Score one for creepy technology. Vocaloid, a voice-synthesis brand owned by Yamaha, has come up with a process by which to “resurrect” any singer’s voice for use in synthesized songs, without requiring the vocalist to build up a painstaking voice library first – so they could be doing that Kurt Cobain/Michael Jackson duet album pretty soon.
Typically the process of synthesizing an artist’s voice would require them to sing every single possible syllable in the target language, one at a time, which would later be stitched together to form songs.
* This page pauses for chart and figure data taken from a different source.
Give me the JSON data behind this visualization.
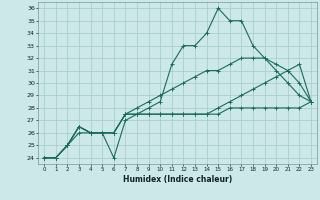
{
  "xlabel": "Humidex (Indice chaleur)",
  "bg_color": "#cce8e8",
  "grid_color": "#aacece",
  "line_color": "#1a6b5a",
  "xlim": [
    -0.5,
    23.5
  ],
  "ylim": [
    23.5,
    36.5
  ],
  "xticks": [
    0,
    1,
    2,
    3,
    4,
    5,
    6,
    7,
    8,
    9,
    10,
    11,
    12,
    13,
    14,
    15,
    16,
    17,
    18,
    19,
    20,
    21,
    22,
    23
  ],
  "yticks": [
    24,
    25,
    26,
    27,
    28,
    29,
    30,
    31,
    32,
    33,
    34,
    35,
    36
  ],
  "series": [
    [
      24,
      24,
      25,
      26,
      26,
      26,
      24,
      27,
      27.5,
      28,
      28.5,
      31.5,
      33,
      33,
      34,
      36,
      35,
      35,
      33,
      32,
      31,
      30,
      29,
      28.5
    ],
    [
      24,
      24,
      25,
      26.5,
      26,
      26,
      26,
      27.5,
      28,
      28.5,
      29,
      29.5,
      30,
      30.5,
      31,
      31,
      31.5,
      32,
      32,
      32,
      31.5,
      31,
      30,
      28.5
    ],
    [
      24,
      24,
      25,
      26.5,
      26,
      26,
      26,
      27.5,
      27.5,
      27.5,
      27.5,
      27.5,
      27.5,
      27.5,
      27.5,
      27.5,
      28,
      28,
      28,
      28,
      28,
      28,
      28,
      28.5
    ],
    [
      24,
      24,
      25,
      26.5,
      26,
      26,
      26,
      27.5,
      27.5,
      27.5,
      27.5,
      27.5,
      27.5,
      27.5,
      27.5,
      28,
      28.5,
      29,
      29.5,
      30,
      30.5,
      31,
      31.5,
      28.5
    ]
  ]
}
This takes time, effort, and requires the singers to be alive to do it.
Vocaloid claims, however, that they’ve succeeded in bypassing the recording phase, as displayed by their resurrection of Hitoshi Ueki, a popular Japanese vocalist who died back in 2007.
Said Yamaha researcher Hideki Kenmochi in an interview with Wired,
As far as I know, many viewers were satisfied with the result, and so am I. It really sounds like him, because the creator [the programmer in charge of the voice library] did a good job.
The technology isn’t perfect by any means – the uncanny valley effect that makes overly-detailed CGI faces look creepy also applies to synthesized music, and there are times when it’s clear that a bit of voice was computer-generated.
Still, the methods Vocaloid are employing are so promising, in fact, that they’re planning to release an album with the robot Ueki-voice in a year or so.